Charter flights up, up and away as mining boom intensifies

Aviation and Mining Services director Paul O'Brien. 
Picture: Tim Marsden

THE fly-in-fly-out phenomenon is set to boom if the first few weeks of the year are any indication.

Fast food companies in Gladstone and other regional towns are even looking at fly-in and fly-out - or FIFO as it is known - to fill vital staff positions and major miners are starting flights from Queensland coastal towns and beach resorts.

At the same time mining companies are commissioning companies to build runways in isolated destinations to ensure workers are taken to and from work with minimal disruption.

"Inquiries for charter aircraft to mining operations have gone crazy in the first two weeks of 2012 and it's not just for flights from Brisbane," Aviation and Mining Services director Paul O'Brien said.

He said the Sunshine Coast was getting its fair share of charters.
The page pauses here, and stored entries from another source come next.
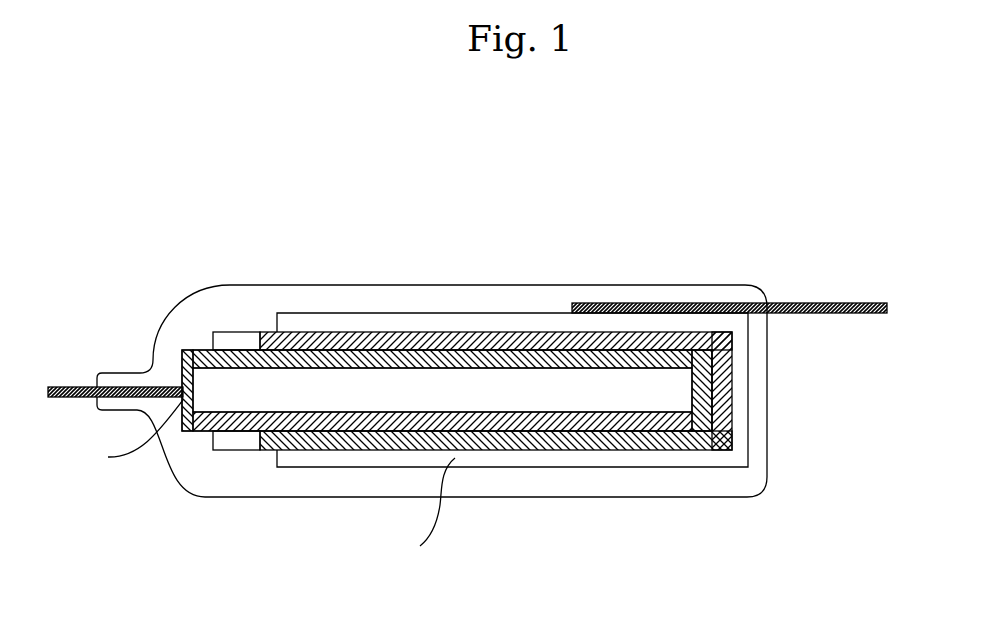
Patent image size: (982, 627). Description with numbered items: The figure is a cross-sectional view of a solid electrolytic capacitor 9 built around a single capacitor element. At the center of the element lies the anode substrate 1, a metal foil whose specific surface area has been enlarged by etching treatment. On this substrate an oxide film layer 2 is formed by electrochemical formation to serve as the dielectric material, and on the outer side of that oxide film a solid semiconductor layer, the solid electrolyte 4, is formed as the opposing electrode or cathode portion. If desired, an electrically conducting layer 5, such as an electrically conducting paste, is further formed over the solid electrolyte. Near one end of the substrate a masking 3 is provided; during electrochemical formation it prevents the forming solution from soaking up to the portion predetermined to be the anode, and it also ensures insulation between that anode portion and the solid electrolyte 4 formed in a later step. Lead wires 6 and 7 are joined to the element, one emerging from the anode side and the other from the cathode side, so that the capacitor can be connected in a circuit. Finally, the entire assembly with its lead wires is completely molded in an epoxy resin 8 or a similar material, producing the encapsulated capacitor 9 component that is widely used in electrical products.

The anode substrate 1 is at (227, 398).
The oxide film layer 2 is at (378, 337).
The masking 3 is at (242, 340).
The solid electrolyte 4 is at (458, 337).
The electrically conducting layer 5 is at (267, 490).
The lead wire 6 is at (84, 386).
The lead wire 7 is at (818, 303).
The epoxy resin 8 is at (650, 478).
The capacitor 9 is at (703, 245).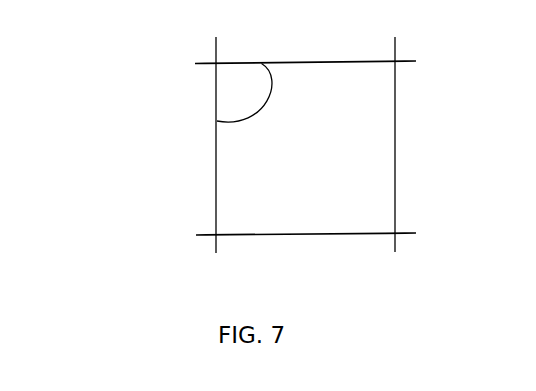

Rio this week starts four charter flights a week from there to Clermont, with more to follow. "With cheap beachside housing and short flying times to mines in both the Bowen and Galilee basins, the Sunshine Coast is becoming the attractive proposition for workers and mining companies alike."

Charter flights to Bowen Basin towns such as Moranbah, Clermont and Middlemount have been popular for some time but now regular charter flights have also opened up into Alpha, in the Galilee Basin.

The Sunshine Coast FIFO move also explains the recent purchase by Clive Palmer of the Coolum Hyatt Regency resort.

The FIFO trend also comes as Gina Rinehart, Mr Palmer and companies such as GVK and Indian coal giant Adani open up the Galilee and Alpha.

Mr O'Brien said his company was also working with Whitsunday Regional Council on a fly-in-fly-out strategy from Bowen and Proserpine into the Bowen and Galilee basins.

Whitsunday Coast Airport general manager Scott Waters said FIFO was a growing market and a great boon to the region hard hit by Cyclone Yasi and the general tourism slump. "The upgrade of Abbot Point and the fact that more mines are coming on stream at Collinsville is a great driver for the future," Mr Waters said.

Mr O'Brien said mining companies today were looking for a holistic solution from the mine to the bus, plane, hotel or home.

"It is about a complete logistical solution," he said.

"Mining companies also monitor the fatigue factor in terms of staff getting to and from the mine camps."

To that end Lachlan Broadfoot, Salva Resources chief executive, is poised to take a major stake in AVMIN, which charters aircraft from nine-seaters to 75-seaters.

Salva was voted the ninth-fastest-growing company in 2011 by business publication BRW. It is an international company providing services to miners in the Bowen and Galilee basins, with numerous operations around the state.

"The use of AVMIN's logistic solutions has enabled us to save our client's money and the big bonus being the reduced time lost through wasted travel hours," Mr Broadfoot said of Aviation and Mining Services.

"Having AVMIN able to provide a one-stop shop of air, land and accommodation services ensures our focus remains on our core business."